I see the faces, familiar places
I hear the music that they played way back then
My heart rejoices as I hear the voices
calling me home again.

Home. oh take me home
Oh to the people I left behind
Oh to the love I know I'll find
Oh oh, take me home.



The elder man was more than singing the song, he was living it. For all that he was easily accustomed by this point to all means of terrain, he was no more entirely comfortable than his kinsman. The words he gave to sound were meant to cheer and reassure him as well as did the small blaze which their huddled forms guarded from a serpentine breeze. But there was a tremble in the man’s tone which was wholly of emotion. And though he had cloven to the sentiment of the song before, never did he so require to as much as now, when it’s meaning was coming true. He would come home to a place he had determinedly held away from. Nigh a score of years had passed since he had been here, in any proper sense. For efforts to convince himself to loiter, and seek out his folk there after the siege, had been hampered by doubts. By all of the reasons he had stayed away. So far. So long. It was easy enough to assure himself that welcome would be forthcoming, until he truly was facing the chance that it might, in fact, not. Of course, he knew now that it could not .. would not .. ever be the same. For his mother was lost to him, lost to all that yet drew breath. His Kinsman had told him so, gently breaking the bad news, and the Ranger might have kicked himself for it had been so recent a passing. Was it worse now to attend in person, to bid a heartfelt, belated, farewell ? Or to wait off in the wings still, each day wondering when might come distant news of the next ?
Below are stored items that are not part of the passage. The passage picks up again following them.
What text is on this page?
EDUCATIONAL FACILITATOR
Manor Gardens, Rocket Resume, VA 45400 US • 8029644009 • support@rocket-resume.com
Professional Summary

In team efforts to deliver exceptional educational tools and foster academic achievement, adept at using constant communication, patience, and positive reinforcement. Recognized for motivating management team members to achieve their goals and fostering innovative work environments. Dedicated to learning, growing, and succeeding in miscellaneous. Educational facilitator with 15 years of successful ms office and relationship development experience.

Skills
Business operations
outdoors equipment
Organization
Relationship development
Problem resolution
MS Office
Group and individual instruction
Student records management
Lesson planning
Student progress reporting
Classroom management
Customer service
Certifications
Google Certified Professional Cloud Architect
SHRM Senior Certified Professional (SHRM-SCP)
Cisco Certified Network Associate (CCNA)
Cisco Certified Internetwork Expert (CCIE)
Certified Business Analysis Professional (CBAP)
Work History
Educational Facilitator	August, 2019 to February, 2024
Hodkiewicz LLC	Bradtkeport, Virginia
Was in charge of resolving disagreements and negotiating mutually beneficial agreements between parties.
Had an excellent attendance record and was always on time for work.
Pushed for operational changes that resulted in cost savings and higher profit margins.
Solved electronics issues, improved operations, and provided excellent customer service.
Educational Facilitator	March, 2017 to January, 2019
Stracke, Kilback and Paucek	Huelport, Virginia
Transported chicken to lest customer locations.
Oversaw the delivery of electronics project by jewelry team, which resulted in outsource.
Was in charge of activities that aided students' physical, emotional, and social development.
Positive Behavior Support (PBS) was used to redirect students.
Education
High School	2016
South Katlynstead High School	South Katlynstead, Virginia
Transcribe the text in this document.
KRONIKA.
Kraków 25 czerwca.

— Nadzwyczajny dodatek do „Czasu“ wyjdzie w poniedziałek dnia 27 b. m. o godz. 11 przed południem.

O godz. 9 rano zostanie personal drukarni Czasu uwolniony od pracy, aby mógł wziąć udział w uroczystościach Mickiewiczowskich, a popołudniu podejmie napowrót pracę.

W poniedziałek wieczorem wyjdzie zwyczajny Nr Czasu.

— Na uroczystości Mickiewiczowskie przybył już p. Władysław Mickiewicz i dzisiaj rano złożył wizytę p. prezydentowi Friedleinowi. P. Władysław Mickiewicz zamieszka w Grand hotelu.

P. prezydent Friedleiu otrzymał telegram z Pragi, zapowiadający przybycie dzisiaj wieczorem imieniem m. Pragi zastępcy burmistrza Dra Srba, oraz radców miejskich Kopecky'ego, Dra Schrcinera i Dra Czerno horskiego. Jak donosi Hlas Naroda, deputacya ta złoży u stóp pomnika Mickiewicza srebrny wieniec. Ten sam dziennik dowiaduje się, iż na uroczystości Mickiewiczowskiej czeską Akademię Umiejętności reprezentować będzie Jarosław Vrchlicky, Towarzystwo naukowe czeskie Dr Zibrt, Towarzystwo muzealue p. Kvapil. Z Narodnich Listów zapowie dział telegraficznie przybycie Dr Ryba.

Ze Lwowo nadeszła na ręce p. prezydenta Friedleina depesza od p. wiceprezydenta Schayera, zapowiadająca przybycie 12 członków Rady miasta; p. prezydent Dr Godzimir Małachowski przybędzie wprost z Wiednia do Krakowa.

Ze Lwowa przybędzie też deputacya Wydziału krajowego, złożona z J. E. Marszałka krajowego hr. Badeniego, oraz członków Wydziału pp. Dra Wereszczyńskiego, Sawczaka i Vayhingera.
Domanol did not register that he had ceased his singing, until he glanced up, to hear his kinsman taking up the next verse, with a reassuring smile.


As the sky is burning, my mind is turning
To the cold winter evenings by my own fireside
So far away now, but any day now
I'll sail on the morning tide

Home. Oh take me home
back to the people I left behind
Oh to the love I know I'll find
Oh oh. Take me home.

Take me home, far across the sea
Home is where I long to be …



As Anardil broke into the soulful chorus, raising his voice in new heights of fervour, the confidence that he had felt in a want to support Domanol dropped like an avalanche of regret. For the Elf, their third, had stalked off from the small party, without not word or warning to explain his decision. They were far too early for the planned division of their little fellowship, and so there was only supposition left.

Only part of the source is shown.